Unlike in most countries, in America we see a huge difference between the state and the nation, or between the government and the society. The reason for this is that Americans are a morally dogmatic people see “Standing on the Shoulders of Giants“). The Soviet Union collapsed because when the state imploded, everything else — schools, businesses, etc. — of necessity imploded with it. America is an open society in which the government is merely one institution among many. If our government collapsed tomorrow, America would remain. Sure, there would be financial dislocations and other big problems. But America would still be America because — corny as it may sound — America is a people far more than it is a government.

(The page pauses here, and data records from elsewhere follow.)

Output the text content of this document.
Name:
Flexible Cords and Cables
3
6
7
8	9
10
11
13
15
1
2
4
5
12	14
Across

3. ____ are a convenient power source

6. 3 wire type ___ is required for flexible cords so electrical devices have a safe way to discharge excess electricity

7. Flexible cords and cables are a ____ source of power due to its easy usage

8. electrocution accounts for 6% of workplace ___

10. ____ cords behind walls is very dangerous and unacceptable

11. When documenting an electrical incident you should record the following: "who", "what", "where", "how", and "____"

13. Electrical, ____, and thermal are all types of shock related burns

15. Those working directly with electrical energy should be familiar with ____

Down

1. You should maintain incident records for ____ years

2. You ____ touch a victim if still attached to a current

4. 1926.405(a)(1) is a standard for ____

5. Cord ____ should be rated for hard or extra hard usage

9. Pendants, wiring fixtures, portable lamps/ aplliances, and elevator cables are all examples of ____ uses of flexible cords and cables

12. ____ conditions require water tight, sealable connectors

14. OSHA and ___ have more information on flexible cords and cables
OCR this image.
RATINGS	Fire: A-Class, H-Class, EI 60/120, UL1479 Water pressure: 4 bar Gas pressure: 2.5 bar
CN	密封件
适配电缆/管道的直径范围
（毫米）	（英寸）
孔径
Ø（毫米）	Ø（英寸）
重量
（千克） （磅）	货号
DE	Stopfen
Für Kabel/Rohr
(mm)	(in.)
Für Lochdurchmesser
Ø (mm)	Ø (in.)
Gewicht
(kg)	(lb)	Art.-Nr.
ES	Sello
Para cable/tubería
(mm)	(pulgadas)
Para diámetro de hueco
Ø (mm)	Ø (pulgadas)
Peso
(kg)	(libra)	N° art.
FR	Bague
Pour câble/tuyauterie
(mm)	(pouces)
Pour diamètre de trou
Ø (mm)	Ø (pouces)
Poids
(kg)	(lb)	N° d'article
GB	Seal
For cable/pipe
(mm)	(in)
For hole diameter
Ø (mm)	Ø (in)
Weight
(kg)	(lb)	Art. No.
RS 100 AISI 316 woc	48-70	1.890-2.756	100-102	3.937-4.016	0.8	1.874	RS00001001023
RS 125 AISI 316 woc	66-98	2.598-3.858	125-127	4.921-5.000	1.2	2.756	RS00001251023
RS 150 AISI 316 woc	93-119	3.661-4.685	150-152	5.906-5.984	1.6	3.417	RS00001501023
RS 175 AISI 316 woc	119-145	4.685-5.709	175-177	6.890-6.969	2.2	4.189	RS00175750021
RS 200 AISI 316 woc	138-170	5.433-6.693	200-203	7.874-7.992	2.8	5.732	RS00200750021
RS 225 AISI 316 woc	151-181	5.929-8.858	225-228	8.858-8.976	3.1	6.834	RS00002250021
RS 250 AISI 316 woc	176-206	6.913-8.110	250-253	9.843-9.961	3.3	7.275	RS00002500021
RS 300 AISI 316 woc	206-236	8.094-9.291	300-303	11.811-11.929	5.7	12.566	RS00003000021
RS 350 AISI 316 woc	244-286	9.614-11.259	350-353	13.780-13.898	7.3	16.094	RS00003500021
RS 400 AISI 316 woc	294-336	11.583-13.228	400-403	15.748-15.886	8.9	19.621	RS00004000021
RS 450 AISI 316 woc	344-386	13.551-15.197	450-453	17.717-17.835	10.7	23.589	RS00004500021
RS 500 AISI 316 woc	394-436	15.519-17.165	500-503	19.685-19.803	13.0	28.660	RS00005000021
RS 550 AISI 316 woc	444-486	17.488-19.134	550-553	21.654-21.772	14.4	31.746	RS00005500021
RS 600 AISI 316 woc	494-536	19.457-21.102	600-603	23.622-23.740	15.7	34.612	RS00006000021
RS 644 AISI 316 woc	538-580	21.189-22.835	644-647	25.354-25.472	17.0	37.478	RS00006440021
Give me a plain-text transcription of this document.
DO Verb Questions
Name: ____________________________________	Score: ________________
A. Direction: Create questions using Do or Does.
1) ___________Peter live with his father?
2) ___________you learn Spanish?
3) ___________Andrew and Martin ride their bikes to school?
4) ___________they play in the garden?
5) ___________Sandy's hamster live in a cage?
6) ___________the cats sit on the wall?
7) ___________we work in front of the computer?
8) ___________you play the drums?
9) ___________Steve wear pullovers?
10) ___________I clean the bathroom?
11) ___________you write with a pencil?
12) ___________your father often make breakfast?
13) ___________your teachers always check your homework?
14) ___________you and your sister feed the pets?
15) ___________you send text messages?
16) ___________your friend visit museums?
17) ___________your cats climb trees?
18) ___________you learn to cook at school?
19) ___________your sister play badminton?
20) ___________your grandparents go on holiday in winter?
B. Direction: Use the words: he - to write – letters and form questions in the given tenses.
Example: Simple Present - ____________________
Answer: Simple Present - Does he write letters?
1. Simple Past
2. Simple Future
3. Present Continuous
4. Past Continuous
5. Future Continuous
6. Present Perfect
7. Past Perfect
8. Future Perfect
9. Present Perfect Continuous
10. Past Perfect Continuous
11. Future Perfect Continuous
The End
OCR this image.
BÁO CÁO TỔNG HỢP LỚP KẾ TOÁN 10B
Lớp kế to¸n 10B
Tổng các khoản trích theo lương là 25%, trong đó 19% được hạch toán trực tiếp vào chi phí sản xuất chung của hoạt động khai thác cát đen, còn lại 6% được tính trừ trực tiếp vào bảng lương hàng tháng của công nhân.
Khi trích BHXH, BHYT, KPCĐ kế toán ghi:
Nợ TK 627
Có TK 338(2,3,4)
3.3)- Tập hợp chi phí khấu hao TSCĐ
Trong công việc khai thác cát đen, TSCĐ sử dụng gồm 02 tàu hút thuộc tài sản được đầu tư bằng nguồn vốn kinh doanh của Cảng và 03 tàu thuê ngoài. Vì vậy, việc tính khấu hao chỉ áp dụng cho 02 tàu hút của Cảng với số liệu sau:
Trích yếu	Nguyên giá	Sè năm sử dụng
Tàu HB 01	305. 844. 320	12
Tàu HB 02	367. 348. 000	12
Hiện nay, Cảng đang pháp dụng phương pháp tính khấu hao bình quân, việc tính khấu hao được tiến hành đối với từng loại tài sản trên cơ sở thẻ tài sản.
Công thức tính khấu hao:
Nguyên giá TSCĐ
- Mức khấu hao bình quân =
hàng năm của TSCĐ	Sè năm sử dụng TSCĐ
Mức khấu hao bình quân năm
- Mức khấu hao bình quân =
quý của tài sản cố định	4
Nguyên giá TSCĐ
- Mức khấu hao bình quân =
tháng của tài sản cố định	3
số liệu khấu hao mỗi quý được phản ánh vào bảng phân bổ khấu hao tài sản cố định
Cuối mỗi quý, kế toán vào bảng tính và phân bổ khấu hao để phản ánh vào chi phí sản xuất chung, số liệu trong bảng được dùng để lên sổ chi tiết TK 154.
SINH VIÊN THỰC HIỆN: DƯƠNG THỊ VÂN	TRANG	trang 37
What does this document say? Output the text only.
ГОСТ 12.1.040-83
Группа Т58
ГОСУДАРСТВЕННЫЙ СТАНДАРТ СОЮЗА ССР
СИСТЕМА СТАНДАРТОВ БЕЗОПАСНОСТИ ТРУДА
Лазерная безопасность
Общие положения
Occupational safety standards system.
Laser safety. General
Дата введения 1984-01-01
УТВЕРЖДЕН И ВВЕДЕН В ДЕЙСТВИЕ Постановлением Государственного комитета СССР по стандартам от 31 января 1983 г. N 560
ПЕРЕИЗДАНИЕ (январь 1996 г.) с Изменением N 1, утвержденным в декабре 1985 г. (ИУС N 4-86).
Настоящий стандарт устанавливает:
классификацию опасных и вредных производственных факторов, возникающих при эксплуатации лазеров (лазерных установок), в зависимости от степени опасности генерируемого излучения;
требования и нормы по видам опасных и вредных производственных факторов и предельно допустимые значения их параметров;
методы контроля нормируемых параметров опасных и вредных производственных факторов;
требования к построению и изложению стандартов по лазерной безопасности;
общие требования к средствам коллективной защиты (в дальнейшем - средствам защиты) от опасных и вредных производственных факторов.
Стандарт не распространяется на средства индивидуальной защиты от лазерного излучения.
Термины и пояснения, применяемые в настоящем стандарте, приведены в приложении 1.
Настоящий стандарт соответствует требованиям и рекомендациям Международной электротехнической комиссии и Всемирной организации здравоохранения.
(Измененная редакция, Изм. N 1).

In Saddam’s tin-pot Stalinist torture chamber, the nation is a tool for Saddam’s will to power. If the inspectors find a cache of chemical weapons, Saddam cannot claim “rogue elements” in his government acted independently and lied to him — because in his government, rogues, mavericks, freethinkers, and independent spirits of any kind are put to death, often after having seen their families murdered first. The only reigning dogma is to please the master and stay alive. Such is the way of all totalitarian regimes, be they Saddamite or Stalinist.

In America, rogues and freethinkers get TV shows, endowed chairs, and attaboys. If you can’t see how profound a difference that is, your problem is your own dogma, not America’s.